At the stroke of midnight last night, OperationLeakS, the supposedly Anonymous-affiliated hacker contingent which over the weekend had teased its possession of sensitive internal emails from Bank of America, posted its whole trove at bankofamericasuck.com. That site is currently down, presumably hammered by traffic, but OperationLeakS continues to tweet out links to mirrors of the files.
As of posting, the emails have yet to be fully sifted through: However, one point on which the anonymous promoters of the leak have been putting some weight is Bank of America employees’ alleged orders to remove the Document Tracking Numbers (DTNs) which are standard across all office documentation from incriminating documents, deliberately making them immensely difficult to track down.
We believe that the evidence that is supposed to be so damning is a series of emails showing that employees of Balboa asked for certain loan identifying numbers to be deleted, and they were.
Anonymous said late Sunday evening, however, “this is part 1 of the Emails.” So perhaps more incriminating correspondence is to come.
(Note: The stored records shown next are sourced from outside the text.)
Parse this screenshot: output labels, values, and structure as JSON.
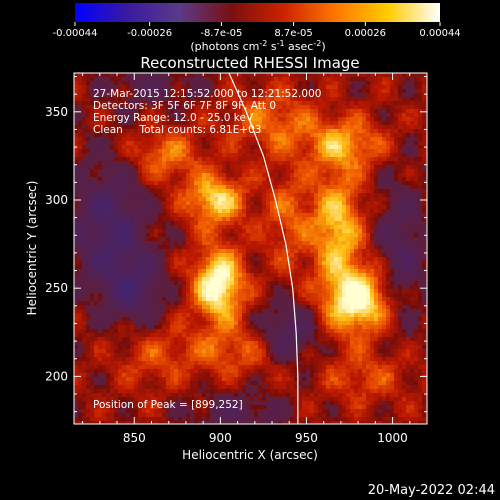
{
  "chart_data": {
    "type": "heatmap",
    "title": "Reconstructed RHESSI Image",
    "xlabel": "Heliocentric X (arcsec)",
    "ylabel": "Heliocentric Y (arcsec)",
    "xlim": [
      815,
      1020
    ],
    "ylim": [
      173,
      372
    ],
    "x_ticks": [
      850,
      900,
      950,
      1000
    ],
    "y_ticks": [
      200,
      250,
      300,
      350
    ],
    "colorbar": {
      "ticks": [
        "-0.00044",
        "-0.00026",
        "-8.7e-05",
        "8.7e-05",
        "0.00026",
        "0.00044"
      ],
      "values": [
        -0.00044,
        -0.00026,
        -8.7e-05,
        8.7e-05,
        0.00026,
        0.00044
      ],
      "label_main": "(photons cm",
      "label_exp1": "-2",
      "label_mid": " s",
      "label_exp2": "-1",
      "label_end": " asec",
      "label_exp3": "-2",
      "label_close": ")",
      "colors": [
        "#0000ff",
        "#3a1aa0",
        "#5a3a8a",
        "#7a1010",
        "#cc2200",
        "#ff7700",
        "#ffcc00",
        "#ffffff"
      ]
    },
    "info_lines": [
      "27-Mar-2015 12:15:52.000 to 12:21:52.000",
      "Detectors: 3F 5F 6F 7F 8F 9F, Att 0",
      "Energy Range: 12.0 - 25.0 keV",
      "Clean     Total counts: 6.81E+03"
    ],
    "peak_label": "Position of Peak = [899,252]",
    "peak": [
      899,
      252
    ],
    "sources": [
      {
        "x": 899,
        "y": 252,
        "amp": 1.0,
        "sx": 10,
        "sy": 14
      },
      {
        "x": 897,
        "y": 300,
        "amp": 0.75,
        "sx": 12,
        "sy": 10
      },
      {
        "x": 980,
        "y": 243,
        "amp": 0.95,
        "sx": 14,
        "sy": 13
      },
      {
        "x": 968,
        "y": 285,
        "amp": 0.7,
        "sx": 10,
        "sy": 22
      },
      {
        "x": 972,
        "y": 332,
        "amp": 0.55,
        "sx": 16,
        "sy": 10
      },
      {
        "x": 868,
        "y": 325,
        "amp": 0.45,
        "sx": 14,
        "sy": 10
      },
      {
        "x": 930,
        "y": 345,
        "amp": 0.4,
        "sx": 18,
        "sy": 12
      },
      {
        "x": 940,
        "y": 290,
        "amp": 0.35,
        "sx": 10,
        "sy": 20
      },
      {
        "x": 905,
        "y": 215,
        "amp": 0.35,
        "sx": 22,
        "sy": 10
      },
      {
        "x": 985,
        "y": 200,
        "amp": 0.3,
        "sx": 18,
        "sy": 10
      },
      {
        "x": 860,
        "y": 210,
        "amp": 0.25,
        "sx": 14,
        "sy": 12
      },
      {
        "x": 835,
        "y": 285,
        "amp": -0.6,
        "sx": 16,
        "sy": 26
      },
      {
        "x": 940,
        "y": 225,
        "amp": -0.55,
        "sx": 12,
        "sy": 12
      },
      {
        "x": 1005,
        "y": 270,
        "amp": -0.45,
        "sx": 10,
        "sy": 30
      },
      {
        "x": 850,
        "y": 250,
        "amp": -0.5,
        "sx": 12,
        "sy": 14
      },
      {
        "x": 910,
        "y": 180,
        "amp": -0.35,
        "sx": 20,
        "sy": 8
      },
      {
        "x": 860,
        "y": 365,
        "amp": -0.3,
        "sx": 20,
        "sy": 8
      }
    ],
    "limb_curve": [
      [
        905,
        372
      ],
      [
        915,
        350
      ],
      [
        925,
        325
      ],
      [
        932,
        300
      ],
      [
        938,
        275
      ],
      [
        942,
        250
      ],
      [
        944,
        225
      ],
      [
        945,
        200
      ],
      [
        945,
        173
      ]
    ]
  },
  "footer_date": "20-May-2022 02:44"
}
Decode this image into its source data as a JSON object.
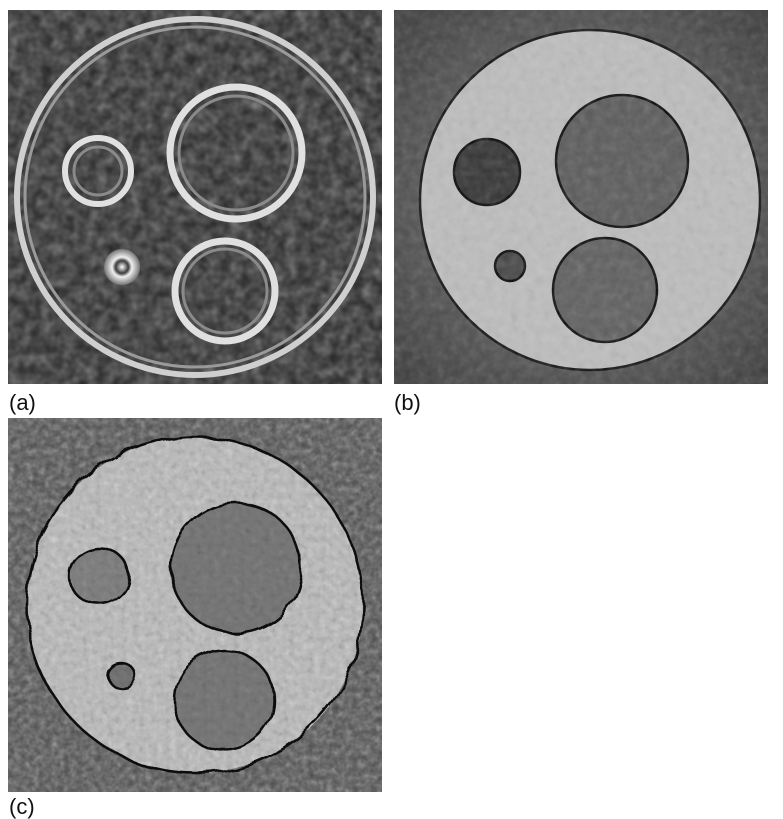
{
  "figure": {
    "panels": [
      {
        "id": "a",
        "label": "(a)",
        "description_icon": "edge-ring-reconstruction"
      },
      {
        "id": "b",
        "label": "(b)",
        "description_icon": "smooth-region-reconstruction"
      },
      {
        "id": "c",
        "label": "(c)",
        "description_icon": "noisy-region-reconstruction"
      }
    ]
  },
  "colors": {
    "dark": "#1a1a1a",
    "mid": "#5e5e5e",
    "light": "#c8c8c8",
    "ring": "#d9d9d9",
    "contour": "#0a0a0a"
  }
}
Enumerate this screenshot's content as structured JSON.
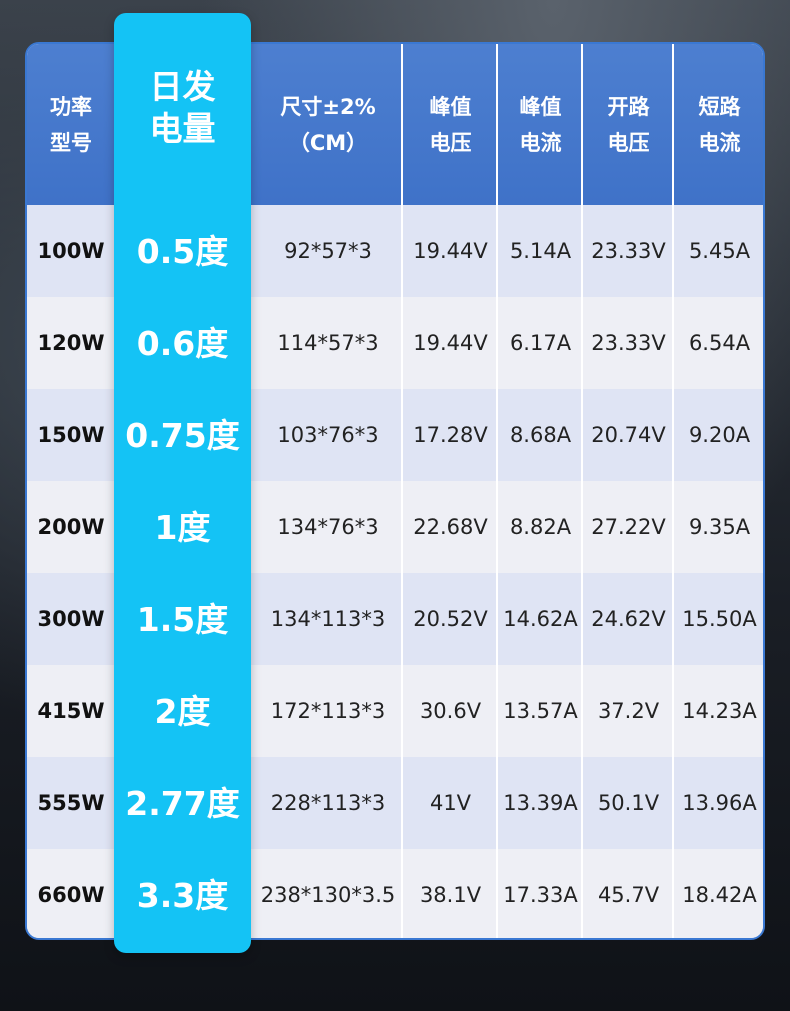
{
  "headers": {
    "power_model": [
      "功率",
      "型号"
    ],
    "daily_energy": [
      "日发",
      "电量"
    ],
    "size": [
      "尺寸±2%",
      "（CM）"
    ],
    "peak_voltage": [
      "峰值",
      "电压"
    ],
    "peak_current": [
      "峰值",
      "电流"
    ],
    "open_circuit_voltage": [
      "开路",
      "电压"
    ],
    "short_circuit_current": [
      "短路",
      "电流"
    ]
  },
  "rows": [
    {
      "power": "100W",
      "energy": "0.5度",
      "size": "92*57*3",
      "vmp": "19.44V",
      "imp": "5.14A",
      "voc": "23.33V",
      "isc": "5.45A"
    },
    {
      "power": "120W",
      "energy": "0.6度",
      "size": "114*57*3",
      "vmp": "19.44V",
      "imp": "6.17A",
      "voc": "23.33V",
      "isc": "6.54A"
    },
    {
      "power": "150W",
      "energy": "0.75度",
      "size": "103*76*3",
      "vmp": "17.28V",
      "imp": "8.68A",
      "voc": "20.74V",
      "isc": "9.20A"
    },
    {
      "power": "200W",
      "energy": "1度",
      "size": "134*76*3",
      "vmp": "22.68V",
      "imp": "8.82A",
      "voc": "27.22V",
      "isc": "9.35A"
    },
    {
      "power": "300W",
      "energy": "1.5度",
      "size": "134*113*3",
      "vmp": "20.52V",
      "imp": "14.62A",
      "voc": "24.62V",
      "isc": "15.50A"
    },
    {
      "power": "415W",
      "energy": "2度",
      "size": "172*113*3",
      "vmp": "30.6V",
      "imp": "13.57A",
      "voc": "37.2V",
      "isc": "14.23A"
    },
    {
      "power": "555W",
      "energy": "2.77度",
      "size": "228*113*3",
      "vmp": "41V",
      "imp": "13.39A",
      "voc": "50.1V",
      "isc": "13.96A"
    },
    {
      "power": "660W",
      "energy": "3.3度",
      "size": "238*130*3.5",
      "vmp": "38.1V",
      "imp": "17.33A",
      "voc": "45.7V",
      "isc": "18.42A"
    }
  ],
  "colors": {
    "header_blue": "#4077c9",
    "highlight_cyan": "#14c3f5",
    "border_blue": "#3a78d2",
    "row_light": "#eeeff5",
    "row_tint": "#dfe4f4"
  }
}
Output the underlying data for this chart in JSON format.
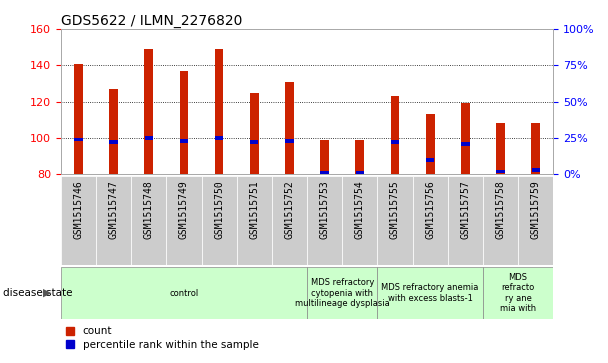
{
  "title": "GDS5622 / ILMN_2276820",
  "samples": [
    "GSM1515746",
    "GSM1515747",
    "GSM1515748",
    "GSM1515749",
    "GSM1515750",
    "GSM1515751",
    "GSM1515752",
    "GSM1515753",
    "GSM1515754",
    "GSM1515755",
    "GSM1515756",
    "GSM1515757",
    "GSM1515758",
    "GSM1515759"
  ],
  "counts": [
    141,
    127,
    149,
    137,
    149,
    125,
    131,
    99,
    99,
    123,
    113,
    119,
    108,
    108
  ],
  "percentile_vals": [
    24,
    22,
    25,
    23,
    25,
    22,
    23,
    1,
    1,
    22,
    10,
    21,
    2,
    3
  ],
  "bar_bottom": 80,
  "ylim_left": [
    80,
    160
  ],
  "ylim_right": [
    0,
    100
  ],
  "yticks_left": [
    80,
    100,
    120,
    140,
    160
  ],
  "yticks_right": [
    0,
    25,
    50,
    75,
    100
  ],
  "bar_color": "#cc2200",
  "percentile_color": "#0000cc",
  "bar_width": 0.25,
  "disease_groups": [
    {
      "label": "control",
      "start": 0,
      "end": 7
    },
    {
      "label": "MDS refractory\ncytopenia with\nmultilineage dysplasia",
      "start": 7,
      "end": 9
    },
    {
      "label": "MDS refractory anemia\nwith excess blasts-1",
      "start": 9,
      "end": 12
    },
    {
      "label": "MDS\nrefracto\nry ane\nmia with",
      "start": 12,
      "end": 14
    }
  ],
  "group_color": "#ccffcc",
  "disease_state_label": "disease state",
  "legend_count_label": "count",
  "legend_percentile_label": "percentile rank within the sample",
  "tick_bg_color": "#cccccc",
  "title_fontsize": 10,
  "tick_fontsize": 7,
  "axis_label_fontsize": 8
}
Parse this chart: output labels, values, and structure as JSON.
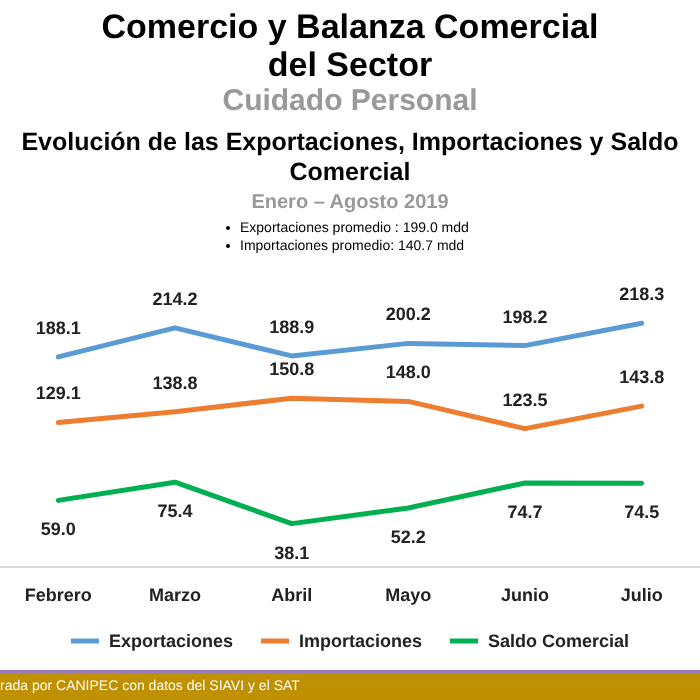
{
  "chart_data": {
    "type": "line",
    "title": "Comercio y Balanza Comercial del Sector",
    "subtitle": "Cuidado Personal",
    "annotations": [
      "Evolución de las Exportaciones, Importaciones y Saldo Comercial",
      "Enero – Agosto 2019",
      "Exportaciones promedio :  199.0 mdd",
      "Importaciones promedio:  140.7 mdd",
      "rada por CANIPEC con datos del SIAVI y el SAT"
    ],
    "categories": [
      "Febrero",
      "Marzo",
      "Abril",
      "Mayo",
      "Junio",
      "Julio"
    ],
    "series": [
      {
        "name": "Exportaciones",
        "color": "#5b9bd5",
        "values": [
          188.1,
          214.2,
          188.9,
          200.2,
          198.2,
          218.3
        ],
        "value_labels": [
          "188.1",
          "214.2",
          "188.9",
          "200.2",
          "198.2",
          "218.3"
        ]
      },
      {
        "name": "Importaciones",
        "color": "#ed7d31",
        "values": [
          129.1,
          138.8,
          150.8,
          148.0,
          123.5,
          143.8
        ],
        "value_labels": [
          "129.1",
          "138.8",
          "150.8",
          "148.0",
          "123.5",
          "143.8"
        ]
      },
      {
        "name": "Saldo Comercial",
        "color": "#00b050",
        "values": [
          59.0,
          75.4,
          38.1,
          52.2,
          74.7,
          74.5
        ],
        "value_labels": [
          "59.0",
          "75.4",
          "38.1",
          "52.2",
          "74.7",
          "74.5"
        ]
      }
    ],
    "legend": "bottom",
    "marker": "none"
  }
}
And to be honest, these messages could be incredibly damaging, but we’re not mortgage specialists and don’t know if this is or isn’t common in the field.
The emails do not appear to have been leaked by an insider at Bank of America proper; an explainer file accompanying the email dump identifies the leaker as an employee of Balboa Insurance Group, formerly a Bank of America subsidiary. A Bank of America spokesman told Reuters that “the documents were clerical and administrative documents stolen by a former Balboa Insurance employee, and were not related to foreclosures”; Anonymous, meanwhile, said that they showed BoA wrongly foreclosing on homes.